TOR-TBL-Zeisberger 12-14

TAMPA -- Jon Cooper just finished his postgame press conference when he ran into counterpart Mike Babcock, who was on his way to the Toronto Maple Leafs team bus.

They shook hands.
"Good game coach. You deserved a better fate," said Cooper, the coach of the Tampa Bay Lightning.
Babcock told the media that very thing minutes earlier. He said there was no shame in the way his team played in its
4-1 loss
to the Lightning on Thursday, a game in which the Maple Leafs outshot Tampa Bay 49-21.
RELATED: [Vasilevskiy's 48 saves help Lightning top Maple Leafs, win eighth in row]
In that regard, the two coaches were on the same page.
They also agreed on one other important aspect.
A win is a win. There are no extra points in the standings for artistic merit.
As such, Cooper and the Lightning extended their lead to eight points in the NHL standings. Tampa Bay (25-7-1) is first with 51 points; the Maple Leafs (21-10-1) remain in second with 43, the same as Nashville Predators (21-10-1).
"That was a very very good team we played, they gave us everything they had," Cooper said. "Should we be fortunate enough to get to the playoffs, we are going to have to go through quality teams like that.
"We are going to have to be much better. We learned a lot."
What the Lightning learned, for starters, is that goalie Andrei Vasilevskiy is back to being the difference maker he was prior to fracturing his foot in practice over a month ago. Vasilevskiy, who missed the previous 14 games, returned Thursday and made a career-high 48 saves against the Maple Leafs.
"They're a really good team," Vasilevskiy said. "They were a hard test for us. They played very well."

TOR@TBL: Vasilevskiy shines with 48 saves in return

So did Vasilevskiy, whose assembly line of highlight-reel saves, included a sprawling one on a bouncing puck, with the last inch of his pad with 18:05 left in the third period, had some Maple Leafs wondering out loud if the goalie's ligaments were made out of rubber.
"That was the best game a goalie has played against us this year," Toronto forward John Tavares said after registering six shots and no goals.
Vasilevskiy was the story of the game through the first 39 minutes, allowing the Lightning to hold on to a 2-1 lead. Then a collapse by the visitors in the final 40 seconds of the second period resulted in goals by Alex Killorn and Tyler Johnson, which gave Tampa a three-goal cushion heading into the third.
"They had 59 minutes of good hockey, we had one," Cooper said.
Babcock said that was all the Lightning needed.
"We made the mistake - we got beat to our net on their third goal, we turned it over on their fourth. That got us out of the game, which is disappointing because we thought we did lots of good things," Babcock said.

TOR@TBL: Killorn, Johnson strike twice in 34 seconds

That's the lesson the Maple Leafs learned: Lapses against top teams like the Lightning, even for one minute, can be costly.
"Close obviously doesn't cut it in this league," Tavares said. "We have to stay with it, build off the chances we created and bounce back.

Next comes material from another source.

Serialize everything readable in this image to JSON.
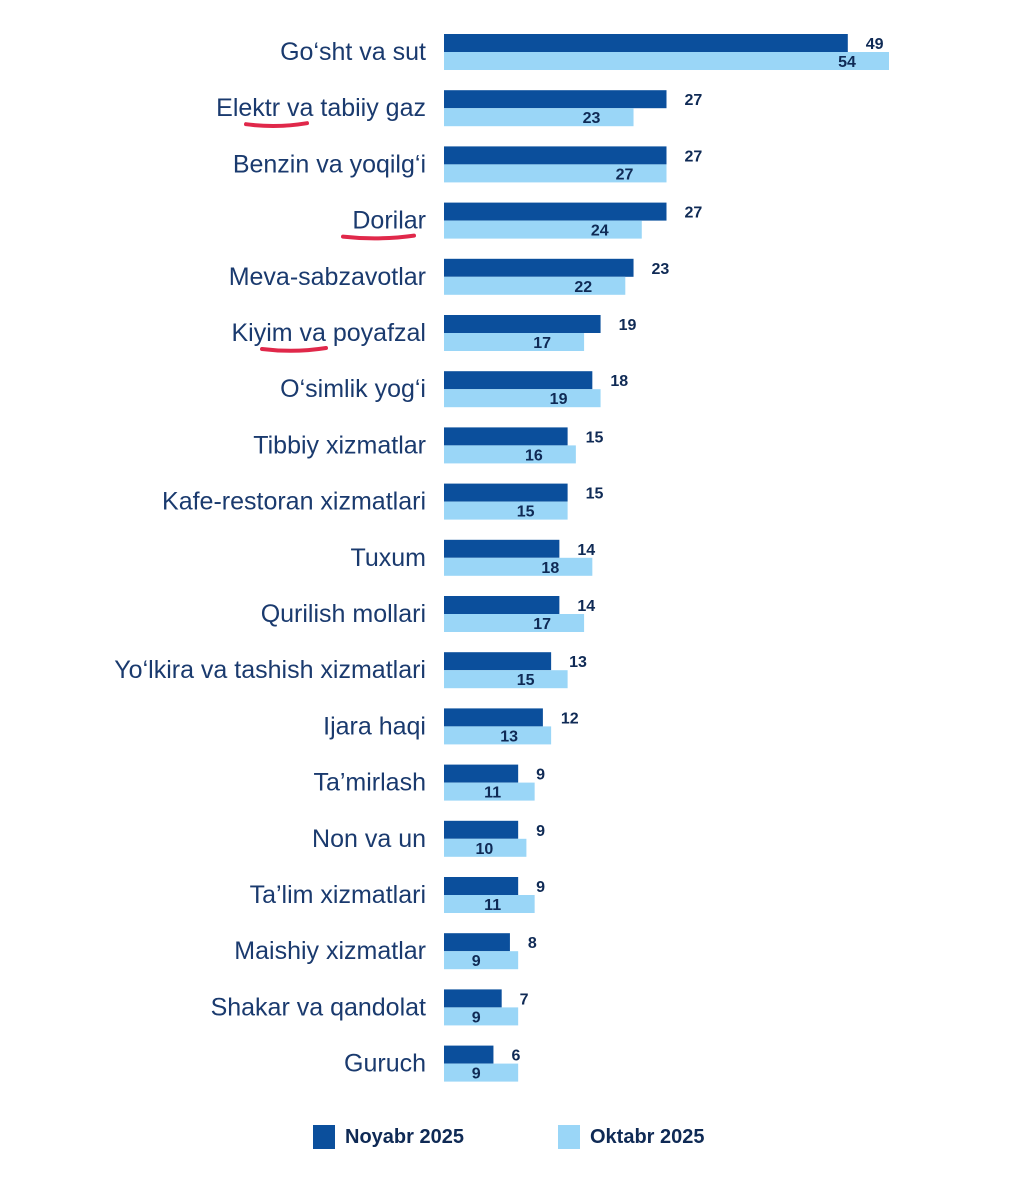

I don't think you want to hang your head. But you're disappointed in the result; you have high expectations for yourself."
Translation: Moral victories don't count for points in the standings.
Yes, the Maple Leafs are a better team this season with Tavares in the lineup. Optimism abounds in Toronto for a team that has gone 6-3-1 in its past 10 games. Yet, even with that string of success, they have dropped five points to the Lightning, who are 9-1-0 in that same span.
When Tavares was signed to a seven-year, $77 million contract on July 1, general manager Kyle Dubas said the Maple Leafs' goal was to win the Atlantic Division. The logic was sound: with three strong teams in the division in the Lightning, Maple Leafs and Boston Bruins, finishing first means avoiding playing one of the other two in the first round of the Stanley Cup Playoffs.
The Lightning did that last season, defeating the New Jersey Devils in five games in the Eastern Conference First Round. That left the Maple Leafs and Bruins battling through seven games of a grueling first-round series, which Boston won. The Lightning then defeated the Bruins in five games in the second round.
The Maple Leafs showed they have closed the gap on the Lightning in terms of on-ice talent and performance Thursday. What they weren't able to do is close the gap in the standings. That's something they'll need to address by the time these teams next meet at Amalie Arena on Jan. 17.